Norvège : The Innocents (De uskyldige) – 2021
Au cours d’un été nordique, un groupe d’enfants se découvre des pouvoirs mystérieux. À l’abri du regard des adultes, ils s’amusent alors à explorer leurs nouvelles aptitudes. Mais ce qui commence comme un simple jeu d’enfants prend peu à peu une tournure inquiétante.
Mettre en scène des enfants se veut un pari risqué. Toutefois, The Innocents le gagne haut la main avec des performances remarquables qui offrent à la fois naïveté et maturité. L’atmosphère grisâtre et claustrophobique du complexe d’appartements confère au film son ton angoissant. Une guerre s’installe lorsque certains prennent conscience des dangers de ce jeu dangereux, tandis que d’autres choisissent l’imprudence et le chaos. Une situation qui nous garde sur le qui-vive et nous enferme dans un monde où l’innocence se perd…
Irlande : Caveat – 2020
Le propriétaire d’une maison située sur une petite île isolée propose à un homme de le payer pour veiller pendant quelques jours sur sa nièce.

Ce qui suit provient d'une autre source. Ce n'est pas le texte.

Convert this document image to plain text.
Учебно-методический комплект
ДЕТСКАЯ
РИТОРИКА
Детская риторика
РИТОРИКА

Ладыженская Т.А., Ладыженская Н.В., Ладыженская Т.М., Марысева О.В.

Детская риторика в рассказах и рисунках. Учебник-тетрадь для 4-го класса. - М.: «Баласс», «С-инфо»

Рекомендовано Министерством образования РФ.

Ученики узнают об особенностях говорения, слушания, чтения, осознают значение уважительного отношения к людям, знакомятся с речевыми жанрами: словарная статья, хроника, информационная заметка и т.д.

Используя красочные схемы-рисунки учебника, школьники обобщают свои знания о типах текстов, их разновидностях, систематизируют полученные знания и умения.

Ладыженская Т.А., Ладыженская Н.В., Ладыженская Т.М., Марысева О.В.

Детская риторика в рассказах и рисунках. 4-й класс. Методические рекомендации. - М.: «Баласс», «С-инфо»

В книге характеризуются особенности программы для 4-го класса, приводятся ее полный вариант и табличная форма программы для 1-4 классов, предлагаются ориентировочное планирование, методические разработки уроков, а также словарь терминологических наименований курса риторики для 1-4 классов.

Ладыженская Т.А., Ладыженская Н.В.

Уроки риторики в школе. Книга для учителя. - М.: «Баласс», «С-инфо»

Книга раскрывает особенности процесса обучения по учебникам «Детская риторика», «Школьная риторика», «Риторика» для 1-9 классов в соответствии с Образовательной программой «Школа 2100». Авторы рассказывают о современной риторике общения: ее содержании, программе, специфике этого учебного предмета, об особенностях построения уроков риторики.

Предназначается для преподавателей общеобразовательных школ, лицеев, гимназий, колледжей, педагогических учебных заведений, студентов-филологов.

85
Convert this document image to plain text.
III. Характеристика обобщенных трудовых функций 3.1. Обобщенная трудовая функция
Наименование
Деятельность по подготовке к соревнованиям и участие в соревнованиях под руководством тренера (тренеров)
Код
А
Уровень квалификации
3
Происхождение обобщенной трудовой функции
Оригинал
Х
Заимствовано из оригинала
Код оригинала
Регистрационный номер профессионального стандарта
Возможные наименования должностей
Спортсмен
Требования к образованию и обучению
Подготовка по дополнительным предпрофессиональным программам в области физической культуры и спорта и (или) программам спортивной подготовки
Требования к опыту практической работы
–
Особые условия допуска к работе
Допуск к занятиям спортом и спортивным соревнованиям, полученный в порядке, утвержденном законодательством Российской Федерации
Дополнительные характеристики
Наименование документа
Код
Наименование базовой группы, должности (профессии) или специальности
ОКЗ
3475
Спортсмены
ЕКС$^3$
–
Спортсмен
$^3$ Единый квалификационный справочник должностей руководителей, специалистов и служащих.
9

Celui-ci accepte malgré une étrange condition : il devra porter un harnais relié à une chaîne qui limite ses déplacements dans la maison. La tâche s’avérera toutefois beaucoup plus périlleuse que prévu.
Glauque et sinistre, Caveat est une œuvre qui se distingue par l’étrangeté de sa prémisse, certes unique en son genre, mais surtout par sa conception sonore parfaitement calculée, qui donne à chaque mouvement son lot d’effroi et ponctue habilement chaque silence d’une angoisse poignante. Avec une intrigue bien tissée qui ne laisse rien deviner jusqu’à sa toute fin, le film est le parfait huis clos claustrophobique qui nous laisse à peine respirer avant que le rideau ne tombe.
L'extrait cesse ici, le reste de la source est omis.